Gut health does not have to be complicated. From eating more variety to managing stress, a few everyday habits can make a real difference to digestion and overall wellbeing
CREDIT: This is an edited version of an article that originally appeared in SELF
Gut health has quickly become one of the biggest wellness talking points. From supplements to fermented drinks, it can feel like there is always something new promising to “fix” digestion. And the interest is not slowing down. A 2024 survey by McKinsey found that more than half of consumers across the UK, US and China plan to prioritise their gut health even more in the coming years.
The growing attention is not without reason. Research increasingly shows that the gut plays a role far beyond digestion, influencing everything from immune function to mood. While that might sound complex, the basics of supporting gut health are surprisingly straightforward.
Mix Up Your Fruit and Vegetables
Variety matters more than perfection.
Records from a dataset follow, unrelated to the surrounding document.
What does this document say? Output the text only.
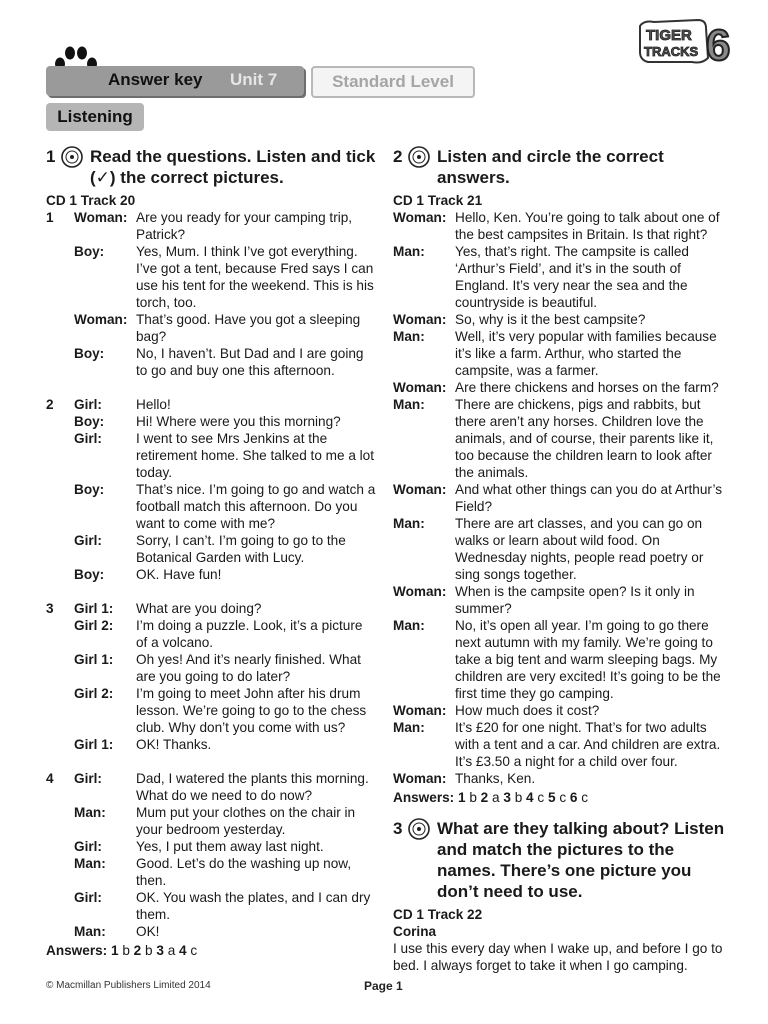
Answer key Unit 7	Standard Level
TIGER
TRACKS 6
Listening
1 Read the questions. Listen and tick (✓) the correct pictures.
CD 1 Track 20
1	Woman: Are you ready for your camping trip, Patrick?
Boy:	Yes, Mum. I think I’ve got everything. I’ve got a tent, because Fred says I can use his tent for the weekend. This is his torch, too.
Woman: That’s good. Have you got a sleeping bag?
Boy:	No, I haven’t. But Dad and I are going to go and buy one this afternoon.
2	Girl:	Hello!
Boy:	Hi! Where were you this morning?
Girl:	I went to see Mrs Jenkins at the retirement home. She talked to me a lot today.
Boy:	That’s nice. I’m going to go and watch a football match this afternoon. Do you want to come with me?
Girl:	Sorry, I can’t. I’m going to go to the Botanical Garden with Lucy.
Boy:	OK. Have fun!
3	Girl 1:	What are you doing?
Girl 2:	I’m doing a puzzle. Look, it’s a picture of a volcano.
Girl 1:	Oh yes! And it’s nearly finished. What are you going to do later?
Girl 2:	I’m going to meet John after his drum lesson. We’re going to go to the chess club. Why don’t you come with us?
Girl 1:	OK! Thanks.
4	Girl:	Dad, I watered the plants this morning. What do we need to do now?
Man:	Mum put your clothes on the chair in your bedroom yesterday.
Girl:	Yes, I put them away last night.
Man:	Good. Let’s do the washing up now, then.
Girl:	OK. You wash the plates, and I can dry them.
Man:	OK!
Answers: 1 b 2 b 3 a 4 c
2 Listen and circle the correct answers.
CD 1 Track 21
Woman: Hello, Ken. You’re going to talk about one of the best campsites in Britain. Is that right?
Man:	Yes, that’s right. The campsite is called ‘Arthur’s Field’, and it’s in the south of England. It’s very near the sea and the countryside is beautiful.
Woman: So, why is it the best campsite?
Man:	Well, it’s very popular with families because it’s like a farm. Arthur, who started the campsite, was a farmer.
Woman: Are there chickens and horses on the farm?
Man:	There are chickens, pigs and rabbits, but there aren’t any horses. Children love the animals, and of course, their parents like it, too because the children learn to look after the animals.
Woman: And what other things can you do at Arthur’s Field?
Man:	There are art classes, and you can go on walks or learn about wild food. On Wednesday nights, people read poetry or sing songs together.
Woman: When is the campsite open? Is it only in summer?
Man:	No, it’s open all year. I’m going to go there next autumn with my family. We’re going to take a big tent and warm sleeping bags. My children are very excited! It’s going to be the first time they go camping.
Woman: How much does it cost?
Man:	It’s £20 for one night. That’s for two adults with a tent and a car. And children are extra. It’s £3.50 a night for a child over four.
Woman: Thanks, Ken.
Answers: 1 b 2 a 3 b 4 c 5 c 6 c
3 What are they talking about? Listen and match the pictures to the names. There’s one picture you don’t need to use.
CD 1 Track 22
Corina
I use this every day when I wake up, and before I go to bed. I always forget to take it when I go camping.
© Macmillan Publishers Limited 2014	Page 1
Eating a wide range of plant-based foods helps support a more diverse gut microbiome, which is linked to better overall health.
Different plants contain different types of fibre, and each type feeds different strains of bacteria in the gut. The more variety included in meals, the more opportunity there is for beneficial bacteria to thrive. This could be as simple as rotating vegetables each week or adding an extra type of fruit to breakfast.
Make Fibre A Priority
Fibre plays a central role in keeping digestion running smoothly. Found in foods like whole grains, beans, nuts, fruits and vegetables, it helps move waste through the digestive system.
Many people fall short of recommended fibre levels, so gradually increasing intake can make a noticeable difference.
Stay Consistently Hydrated
Water is essential for digestion. It helps soften stool and keeps things moving through the gut more easily. Rather than aiming for a strict daily target, it can be more helpful to sip regularly throughout the day.
Hydration may also play a role in managing acid reflux. Fluids support saliva production, which helps protect and clear the oesophagus. Without enough hydration, this natural defence can be less effective, potentially making symptoms more noticeable.
Move Your Body Regularly
Exercise does more than support muscles and fitness. Physical activity also encourages the digestive system to keep things moving, helping food and waste pass through more efficiently.
There is also evidence that regular movement can positively influence gut bacteria. Moderate aerobic activity appears particularly beneficial, but it does not need to be intense. Even shorter sessions a few times a week can contribute to a healthier gut environment.
Keep Stress in Check
The gut and brain are closely connected, constantly sending signals back and forth. When stress levels rise, that communication can become disrupted, often affecting appetite and digestion.
Chronic stress may also impact the balance of bacteria in the gut and weaken its protective lining. Finding ways to manage stress, whether through rest, movement or simple daily breaks, can support both mental wellbeing and digestive health.
Gut health does not require complicated routines or expensive products. In most cases, it comes down to a handful of consistent habits. Eating a varied diet, staying hydrated, moving regularly and managing stress can all work together to support a healthier, more balanced system over time.